3

Do canonically equivalent Unicode strings collate equal? Sometimes.

#include <iostream>
#include <cstring>
#include <clocale>
int main()
{
    std::setlocale(LC_COLLATE, "en_US.UTF-8");
    if (std::strcoll("\xc3\xa9", "e\xcc\x81"))
      std::cout << "FAIL: No Unicode normalization here" << std::endl;
    else
      std::cout << "WIN: Unicode normalization is performed" << std::endl;
}

This program results in a WIN on my Cygwin-ized Windows machine, and FAIL on every Linux system I can get my hands on.

Is this expected behaviour? Are there Linux systems that produce a WIN? What about Mac OS X? FreeBSD?

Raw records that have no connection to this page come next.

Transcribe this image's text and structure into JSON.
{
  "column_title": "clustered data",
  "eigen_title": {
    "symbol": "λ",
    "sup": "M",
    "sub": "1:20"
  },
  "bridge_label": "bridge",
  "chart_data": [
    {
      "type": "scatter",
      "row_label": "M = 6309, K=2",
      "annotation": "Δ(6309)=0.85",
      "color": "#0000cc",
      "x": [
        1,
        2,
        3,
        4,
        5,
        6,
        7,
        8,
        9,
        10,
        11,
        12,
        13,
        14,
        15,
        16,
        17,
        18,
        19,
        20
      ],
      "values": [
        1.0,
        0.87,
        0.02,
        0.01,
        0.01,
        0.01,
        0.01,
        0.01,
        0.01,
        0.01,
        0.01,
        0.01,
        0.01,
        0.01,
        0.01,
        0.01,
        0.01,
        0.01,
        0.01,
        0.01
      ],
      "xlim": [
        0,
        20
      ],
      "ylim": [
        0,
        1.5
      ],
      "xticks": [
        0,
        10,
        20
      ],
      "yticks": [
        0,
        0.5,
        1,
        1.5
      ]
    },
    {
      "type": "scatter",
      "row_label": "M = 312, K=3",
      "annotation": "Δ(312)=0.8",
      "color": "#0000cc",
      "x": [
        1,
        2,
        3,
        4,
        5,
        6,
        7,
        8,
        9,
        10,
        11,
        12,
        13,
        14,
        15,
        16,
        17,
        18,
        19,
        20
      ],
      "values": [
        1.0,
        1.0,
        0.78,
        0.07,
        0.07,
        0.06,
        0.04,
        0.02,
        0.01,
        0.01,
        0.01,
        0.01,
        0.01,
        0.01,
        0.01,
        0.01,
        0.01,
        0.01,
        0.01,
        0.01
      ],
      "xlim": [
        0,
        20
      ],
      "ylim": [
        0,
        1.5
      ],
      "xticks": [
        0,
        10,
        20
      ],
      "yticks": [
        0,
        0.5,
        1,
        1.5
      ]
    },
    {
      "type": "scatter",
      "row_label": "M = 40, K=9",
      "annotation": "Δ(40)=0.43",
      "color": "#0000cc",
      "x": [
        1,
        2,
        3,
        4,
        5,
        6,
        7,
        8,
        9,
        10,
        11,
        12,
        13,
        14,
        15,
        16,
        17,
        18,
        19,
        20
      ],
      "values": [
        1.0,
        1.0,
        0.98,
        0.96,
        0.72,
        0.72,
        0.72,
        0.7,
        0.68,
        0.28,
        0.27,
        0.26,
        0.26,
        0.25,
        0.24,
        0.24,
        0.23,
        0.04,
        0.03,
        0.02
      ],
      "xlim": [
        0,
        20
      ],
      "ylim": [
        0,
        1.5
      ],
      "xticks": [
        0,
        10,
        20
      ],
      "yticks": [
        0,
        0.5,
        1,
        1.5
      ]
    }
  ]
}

I know I can normalize and do canonical equivalence with third-party libraries. I'm interested in standard collation rules of UTF-8 locales.

This question is inspired by this one.

Community
  • 1
  • 1
n. m. could be an AI
  • 112,515
  • 14
  • 128
  • 243

1 Answers1

1

To the best of my knowledge, there is no mention of Unicode normalization neither in the C nor in the C++, nor in the POSIX standards.

Therefore, implementations may leave normalization as something to be done explicitely by the programmer.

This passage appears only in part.